Monday, August 28, 2023

Thoughts on Aging. Aug 28, 2023

 

I am very grateful to still be alive in my mid-70s.  Many people do not get to this age and the experience of aging is very interesting and is part of life and I'm glad not to have missed it.

When you're young aging seems like a sad thing and you tend to think of your body getting old and your looks and abilities fading.  Those things are true, and they matter, but when you are actually old they matter less and less.  

You do have a sense of a life having been lived and that is a good and comforting thing. You of course do hope that it is lived for a while longer.  It becomes easier to live in the day - you still plan ahead but you don't count on tomorrow coming in the same way you once did.

If you're lucky, as I have been, you also get to retire in a reasonably comfortable financial and physical situation and the freedom of the post-retirement years for me has been a wonderful thing. 

Like most people I think my greatest concern with aging is my mental state and I am grateful every day that I am still able to function on my own.  Not that those little "senior moments" when you have trouble recalling something don't cause concern.

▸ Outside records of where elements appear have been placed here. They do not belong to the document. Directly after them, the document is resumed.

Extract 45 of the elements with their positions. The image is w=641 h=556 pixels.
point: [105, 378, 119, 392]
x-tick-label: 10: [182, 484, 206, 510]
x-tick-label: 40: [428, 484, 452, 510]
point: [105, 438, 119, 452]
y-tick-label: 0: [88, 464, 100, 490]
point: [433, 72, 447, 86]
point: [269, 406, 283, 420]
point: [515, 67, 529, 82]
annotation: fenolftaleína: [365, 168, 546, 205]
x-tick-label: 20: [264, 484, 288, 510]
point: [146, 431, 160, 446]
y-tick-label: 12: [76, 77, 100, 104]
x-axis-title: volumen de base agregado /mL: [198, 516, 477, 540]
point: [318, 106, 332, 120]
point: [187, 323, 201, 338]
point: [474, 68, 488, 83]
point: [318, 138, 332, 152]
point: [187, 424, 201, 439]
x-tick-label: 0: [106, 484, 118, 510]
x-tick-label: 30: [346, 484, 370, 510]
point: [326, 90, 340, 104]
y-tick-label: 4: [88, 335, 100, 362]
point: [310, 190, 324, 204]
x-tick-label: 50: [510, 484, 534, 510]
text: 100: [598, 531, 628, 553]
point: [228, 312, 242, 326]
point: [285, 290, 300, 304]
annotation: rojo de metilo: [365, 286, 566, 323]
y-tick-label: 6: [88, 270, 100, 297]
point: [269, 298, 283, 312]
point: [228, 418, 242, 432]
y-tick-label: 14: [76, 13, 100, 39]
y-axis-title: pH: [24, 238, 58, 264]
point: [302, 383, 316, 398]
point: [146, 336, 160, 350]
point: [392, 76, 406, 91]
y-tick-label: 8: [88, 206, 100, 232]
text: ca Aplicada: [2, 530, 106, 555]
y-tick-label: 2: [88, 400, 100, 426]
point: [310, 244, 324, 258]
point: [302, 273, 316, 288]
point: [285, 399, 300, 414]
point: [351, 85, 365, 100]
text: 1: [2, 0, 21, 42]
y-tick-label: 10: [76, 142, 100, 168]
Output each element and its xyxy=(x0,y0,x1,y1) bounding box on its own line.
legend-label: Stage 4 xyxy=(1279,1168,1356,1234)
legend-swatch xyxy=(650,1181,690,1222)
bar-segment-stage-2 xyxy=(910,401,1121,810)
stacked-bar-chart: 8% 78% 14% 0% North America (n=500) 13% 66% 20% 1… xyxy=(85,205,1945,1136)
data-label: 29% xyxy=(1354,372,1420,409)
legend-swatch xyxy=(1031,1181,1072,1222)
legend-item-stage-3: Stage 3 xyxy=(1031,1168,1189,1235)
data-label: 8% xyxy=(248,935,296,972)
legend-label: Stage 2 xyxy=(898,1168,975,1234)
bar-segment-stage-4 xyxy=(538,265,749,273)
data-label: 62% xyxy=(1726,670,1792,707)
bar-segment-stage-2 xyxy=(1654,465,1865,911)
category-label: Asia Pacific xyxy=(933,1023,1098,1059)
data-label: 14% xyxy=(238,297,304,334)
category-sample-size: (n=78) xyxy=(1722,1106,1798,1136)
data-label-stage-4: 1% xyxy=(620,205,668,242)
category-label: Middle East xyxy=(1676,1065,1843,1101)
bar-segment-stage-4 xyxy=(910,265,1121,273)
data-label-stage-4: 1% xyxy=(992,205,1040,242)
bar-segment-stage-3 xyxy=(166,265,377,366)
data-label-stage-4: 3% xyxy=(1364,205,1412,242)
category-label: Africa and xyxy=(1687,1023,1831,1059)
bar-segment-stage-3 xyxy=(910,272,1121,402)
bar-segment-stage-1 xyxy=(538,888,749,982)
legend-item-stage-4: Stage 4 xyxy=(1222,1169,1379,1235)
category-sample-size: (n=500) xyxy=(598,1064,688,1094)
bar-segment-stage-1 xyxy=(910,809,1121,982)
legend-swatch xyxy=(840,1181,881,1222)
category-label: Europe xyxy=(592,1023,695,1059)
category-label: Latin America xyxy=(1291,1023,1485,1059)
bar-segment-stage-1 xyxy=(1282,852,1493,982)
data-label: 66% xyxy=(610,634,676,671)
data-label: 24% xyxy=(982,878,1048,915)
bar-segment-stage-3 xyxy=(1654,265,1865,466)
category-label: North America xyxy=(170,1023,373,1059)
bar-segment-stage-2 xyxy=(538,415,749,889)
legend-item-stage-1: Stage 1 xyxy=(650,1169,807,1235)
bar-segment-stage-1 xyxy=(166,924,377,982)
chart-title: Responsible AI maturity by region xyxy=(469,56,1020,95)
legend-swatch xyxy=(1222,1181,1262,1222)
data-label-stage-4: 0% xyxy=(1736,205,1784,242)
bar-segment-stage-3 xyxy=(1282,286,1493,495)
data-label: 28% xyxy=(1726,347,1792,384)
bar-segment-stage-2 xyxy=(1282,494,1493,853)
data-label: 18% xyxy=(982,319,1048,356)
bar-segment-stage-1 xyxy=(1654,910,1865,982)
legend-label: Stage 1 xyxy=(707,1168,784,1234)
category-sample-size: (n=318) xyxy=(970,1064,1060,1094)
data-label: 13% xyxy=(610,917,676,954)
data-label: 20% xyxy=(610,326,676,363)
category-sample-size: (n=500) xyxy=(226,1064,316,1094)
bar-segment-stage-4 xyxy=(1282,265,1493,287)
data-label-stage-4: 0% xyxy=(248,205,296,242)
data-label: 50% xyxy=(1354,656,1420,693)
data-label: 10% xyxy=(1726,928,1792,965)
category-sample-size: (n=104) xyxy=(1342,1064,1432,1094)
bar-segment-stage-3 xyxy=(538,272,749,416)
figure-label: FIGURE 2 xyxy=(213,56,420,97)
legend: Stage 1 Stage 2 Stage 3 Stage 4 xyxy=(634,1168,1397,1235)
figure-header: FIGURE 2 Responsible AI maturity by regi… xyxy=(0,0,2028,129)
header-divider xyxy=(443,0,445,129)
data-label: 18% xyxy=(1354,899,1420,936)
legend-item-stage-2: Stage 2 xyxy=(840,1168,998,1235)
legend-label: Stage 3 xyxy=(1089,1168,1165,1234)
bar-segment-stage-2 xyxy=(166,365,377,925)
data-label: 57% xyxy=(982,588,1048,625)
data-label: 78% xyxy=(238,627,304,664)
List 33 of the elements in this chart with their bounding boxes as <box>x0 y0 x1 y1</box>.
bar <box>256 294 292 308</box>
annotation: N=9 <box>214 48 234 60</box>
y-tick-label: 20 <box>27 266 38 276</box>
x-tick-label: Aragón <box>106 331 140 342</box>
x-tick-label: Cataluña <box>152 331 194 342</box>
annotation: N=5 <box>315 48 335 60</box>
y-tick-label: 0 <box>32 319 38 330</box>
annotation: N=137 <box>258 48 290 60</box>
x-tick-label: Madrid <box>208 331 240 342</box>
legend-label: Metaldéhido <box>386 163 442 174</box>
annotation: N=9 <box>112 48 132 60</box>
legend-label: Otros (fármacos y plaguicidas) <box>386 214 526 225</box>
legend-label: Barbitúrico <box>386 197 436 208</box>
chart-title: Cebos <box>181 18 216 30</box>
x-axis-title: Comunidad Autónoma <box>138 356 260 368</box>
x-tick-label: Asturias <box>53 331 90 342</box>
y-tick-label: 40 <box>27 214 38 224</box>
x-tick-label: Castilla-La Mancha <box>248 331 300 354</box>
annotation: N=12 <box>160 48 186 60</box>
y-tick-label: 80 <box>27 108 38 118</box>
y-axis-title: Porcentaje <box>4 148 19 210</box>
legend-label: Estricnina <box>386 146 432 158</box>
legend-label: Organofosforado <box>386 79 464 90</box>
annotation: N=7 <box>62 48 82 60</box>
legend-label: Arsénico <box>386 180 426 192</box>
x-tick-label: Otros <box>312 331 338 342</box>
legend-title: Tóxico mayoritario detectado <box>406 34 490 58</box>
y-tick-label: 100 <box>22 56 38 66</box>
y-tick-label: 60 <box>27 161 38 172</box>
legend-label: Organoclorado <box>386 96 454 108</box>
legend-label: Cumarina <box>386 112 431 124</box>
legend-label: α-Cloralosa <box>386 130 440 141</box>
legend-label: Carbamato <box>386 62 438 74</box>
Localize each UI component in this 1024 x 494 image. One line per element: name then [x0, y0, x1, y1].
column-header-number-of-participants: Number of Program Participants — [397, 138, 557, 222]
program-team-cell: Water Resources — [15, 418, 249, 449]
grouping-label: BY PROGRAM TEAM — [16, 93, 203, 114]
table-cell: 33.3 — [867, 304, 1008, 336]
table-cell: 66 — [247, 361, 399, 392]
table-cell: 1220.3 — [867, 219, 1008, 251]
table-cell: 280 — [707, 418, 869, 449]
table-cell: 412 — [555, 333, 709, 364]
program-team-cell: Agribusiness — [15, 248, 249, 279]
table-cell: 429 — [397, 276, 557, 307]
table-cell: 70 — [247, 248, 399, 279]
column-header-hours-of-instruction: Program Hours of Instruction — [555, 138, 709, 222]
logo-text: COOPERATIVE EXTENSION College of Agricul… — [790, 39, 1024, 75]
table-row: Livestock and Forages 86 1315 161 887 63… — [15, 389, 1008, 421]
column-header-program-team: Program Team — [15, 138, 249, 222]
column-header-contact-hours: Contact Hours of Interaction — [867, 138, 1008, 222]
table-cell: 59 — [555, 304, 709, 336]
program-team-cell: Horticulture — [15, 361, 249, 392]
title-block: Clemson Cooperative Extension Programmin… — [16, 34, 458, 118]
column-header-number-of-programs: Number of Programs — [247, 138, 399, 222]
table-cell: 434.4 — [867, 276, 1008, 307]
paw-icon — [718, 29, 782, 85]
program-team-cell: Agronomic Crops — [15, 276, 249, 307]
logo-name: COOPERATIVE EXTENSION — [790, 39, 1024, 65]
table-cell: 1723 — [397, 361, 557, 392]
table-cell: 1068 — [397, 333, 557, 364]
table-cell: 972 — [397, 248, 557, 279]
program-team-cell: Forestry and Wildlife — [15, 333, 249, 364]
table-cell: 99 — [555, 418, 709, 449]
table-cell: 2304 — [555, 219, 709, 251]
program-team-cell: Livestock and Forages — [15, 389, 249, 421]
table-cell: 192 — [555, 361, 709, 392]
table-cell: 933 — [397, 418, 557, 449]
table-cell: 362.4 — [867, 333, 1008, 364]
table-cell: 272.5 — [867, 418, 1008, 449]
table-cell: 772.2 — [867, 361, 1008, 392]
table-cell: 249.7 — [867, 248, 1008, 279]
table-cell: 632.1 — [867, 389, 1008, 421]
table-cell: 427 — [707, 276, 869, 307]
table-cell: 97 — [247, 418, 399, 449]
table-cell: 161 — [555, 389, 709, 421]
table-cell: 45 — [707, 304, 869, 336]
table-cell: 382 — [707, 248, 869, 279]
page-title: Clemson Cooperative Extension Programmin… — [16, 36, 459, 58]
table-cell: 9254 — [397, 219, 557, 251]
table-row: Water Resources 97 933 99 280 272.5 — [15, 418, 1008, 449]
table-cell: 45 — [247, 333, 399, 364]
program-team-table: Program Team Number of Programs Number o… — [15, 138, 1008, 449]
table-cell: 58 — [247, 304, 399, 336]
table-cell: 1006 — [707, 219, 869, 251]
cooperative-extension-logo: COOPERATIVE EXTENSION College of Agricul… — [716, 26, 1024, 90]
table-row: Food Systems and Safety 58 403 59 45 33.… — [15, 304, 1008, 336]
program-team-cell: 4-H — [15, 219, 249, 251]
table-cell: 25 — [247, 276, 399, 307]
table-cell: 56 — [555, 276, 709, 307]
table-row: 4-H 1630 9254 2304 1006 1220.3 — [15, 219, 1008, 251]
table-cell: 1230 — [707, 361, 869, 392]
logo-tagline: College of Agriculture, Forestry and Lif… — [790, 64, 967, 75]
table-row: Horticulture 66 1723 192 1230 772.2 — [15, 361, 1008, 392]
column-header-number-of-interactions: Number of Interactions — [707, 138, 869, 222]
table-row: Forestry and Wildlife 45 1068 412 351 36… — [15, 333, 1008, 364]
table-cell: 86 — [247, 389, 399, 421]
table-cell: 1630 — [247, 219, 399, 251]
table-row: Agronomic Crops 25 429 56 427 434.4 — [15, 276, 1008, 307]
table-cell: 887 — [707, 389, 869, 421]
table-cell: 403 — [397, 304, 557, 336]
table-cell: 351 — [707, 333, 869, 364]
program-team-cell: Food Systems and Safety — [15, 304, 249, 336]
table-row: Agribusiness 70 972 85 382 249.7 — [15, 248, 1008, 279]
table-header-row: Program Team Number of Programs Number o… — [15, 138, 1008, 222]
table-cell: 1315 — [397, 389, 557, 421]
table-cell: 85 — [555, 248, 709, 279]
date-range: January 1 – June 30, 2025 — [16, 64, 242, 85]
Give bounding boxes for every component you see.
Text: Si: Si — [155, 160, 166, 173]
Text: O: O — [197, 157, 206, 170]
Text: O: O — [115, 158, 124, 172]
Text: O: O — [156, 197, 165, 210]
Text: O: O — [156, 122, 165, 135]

Then there is death.  It looms closer.  Yet it is less of a concern as it does get closer.  At my age I have lost friends and of course many of the public figures I grew up knowing have also passed.  So there is a feeling that in my turn I will be part of that process of the people and the times I knew passing from the world and I will be simply taking my place in that. It feels a little melancholy but not really frightening.  

I don't believe in an afterlife, I think when I die I will simply be gone.

Many people die at young ages which is not "fair".  Especially deaths that are not due to illness or accidents but are caused by war, crime, anger, jealousy, poverty- things that don't need to be but are only there because of human actions.